Operative Behandlung[Bearbeiten]

Plattenosteosynthese rechte Clavicula

Eine Operation ist auch heute nur bei komplizierten Brüchen notwendig, wenn die Gefahr besteht, dass die Bruchstücke nicht gut zusammenwachsen würden und/oder wenn die Bruchstücke verschoben sind, so dass der geheilte Knochen verkürzt oder nicht zusammenwachsen würde, oder dass die scharfkantigen Bruchstücke die Haut durchspießen. Außerdem ist sie angezeigt bei Gefäß- oder Nervenverletzungen. Sie folgt auch einer nicht erfolgreichen konservativen Behandlung.

Bei komplizierten Schlüsselbeinbrüchen, die operiert werden müssen, dauert die Heilung notwendigerweise länger, selten mehrere Monate. Andererseits führt die operative Behandlung in solchen begründeten Fällen zu sichereren Resultaten als eine rein konservative Behandlung mit einem Rucksackverband oder einer Armschlinge.

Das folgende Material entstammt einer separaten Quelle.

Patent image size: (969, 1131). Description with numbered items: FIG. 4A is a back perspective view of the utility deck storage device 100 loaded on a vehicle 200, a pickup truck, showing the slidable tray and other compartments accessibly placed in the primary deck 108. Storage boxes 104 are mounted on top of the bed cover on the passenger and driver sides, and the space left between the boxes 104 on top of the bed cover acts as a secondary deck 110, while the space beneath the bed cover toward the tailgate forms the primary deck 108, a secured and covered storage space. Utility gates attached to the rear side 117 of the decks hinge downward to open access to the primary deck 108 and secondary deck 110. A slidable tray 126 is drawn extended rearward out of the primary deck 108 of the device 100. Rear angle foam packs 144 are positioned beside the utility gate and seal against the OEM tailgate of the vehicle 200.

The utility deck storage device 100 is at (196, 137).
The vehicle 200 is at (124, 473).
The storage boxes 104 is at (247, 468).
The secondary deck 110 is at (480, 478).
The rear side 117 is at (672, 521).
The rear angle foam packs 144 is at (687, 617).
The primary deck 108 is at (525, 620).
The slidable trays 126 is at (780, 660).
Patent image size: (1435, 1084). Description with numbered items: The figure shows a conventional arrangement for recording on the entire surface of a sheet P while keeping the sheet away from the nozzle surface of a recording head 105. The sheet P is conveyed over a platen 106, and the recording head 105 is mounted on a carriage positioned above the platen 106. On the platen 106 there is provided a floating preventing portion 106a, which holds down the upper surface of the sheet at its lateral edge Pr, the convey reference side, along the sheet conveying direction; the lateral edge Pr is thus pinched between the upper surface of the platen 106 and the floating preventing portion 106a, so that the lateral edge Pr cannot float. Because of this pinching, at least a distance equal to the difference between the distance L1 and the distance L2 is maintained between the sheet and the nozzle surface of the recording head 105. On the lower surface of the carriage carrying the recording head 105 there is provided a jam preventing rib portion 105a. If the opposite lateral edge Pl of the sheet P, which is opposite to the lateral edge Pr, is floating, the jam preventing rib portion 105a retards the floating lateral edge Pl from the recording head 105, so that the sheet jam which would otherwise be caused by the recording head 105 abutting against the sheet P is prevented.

Die operative Behandlung der Klavikulafraktur, eine Osteosynthese, erfolgt unter einer Vollnarkose, da keine geeignete Regionalanästhesie zur Verfügung steht. Eine Vollnarkose birgt naturgemäß ein weiteres, aber in der Regel nur kleines gesundheitliches Risiko in sich.

Platten, Drähte[Bearbeiten]

Bei diesen häufig angewendeten Operationsmethoden wird der Bruch mit Platten und Schrauben oder Drähten stabilisiert. Die Platten, oder auch Drähte, werden nach sechs bis achtzehn Monaten in einer weiteren Operation bei jüngeren Patienten entfernt. Wenn sie nicht stören, können sie aber auch im Körper belassen werden.

Prevot-Nagelung[Bearbeiten]

Als eine neuere Operationsmethode der Klavikulafraktur wird in Deutschland seit zirka 2003 die Prévot-Nagelung – ESIN (englisch: elastic-stable intramedullary nailing), auch TEN (englisch: titanic elastic nail), genannt neben anderen Nägeln, z. B. Hagie-, Rockwood-Nägel in UK, Steinmann-Nägel in USA – bei Frakturen vor allem im mittleren Teil der Klavikula erprobt. Über einen kleinen Hautschnitt wird dieser kleine elastische Nagel aus Titan entweder von dem Brustbein oder dem Schultereckgelenk aus in den Knochen eingebracht und nach Einrichten des Bruches innerhalb des Schlüsselbeins vorgeschoben. Durch seine Größe (ca. 2 bis 3,5 mm dick) und Elastizität passt er sich der Form des Knochens an und verklemmt sich dadurch. Diese Operationsmethode sollte innerhalb der ersten zwei Wochen nach dem Bruch eingesetzt werden, da danach die knöchernen Anlagerungen an den Bruchenden zu weit fortgeschritten sind und eine offene Einrichtung nötig ist. Der Vorteil dieser Methode gegenüber einer Plattenfixation sind kleinere Hautschnitte, ein schnellerer Schmerzrückgang und eine Entfernung des Nagels nach etwa drei Monaten in örtlicher Betäubung.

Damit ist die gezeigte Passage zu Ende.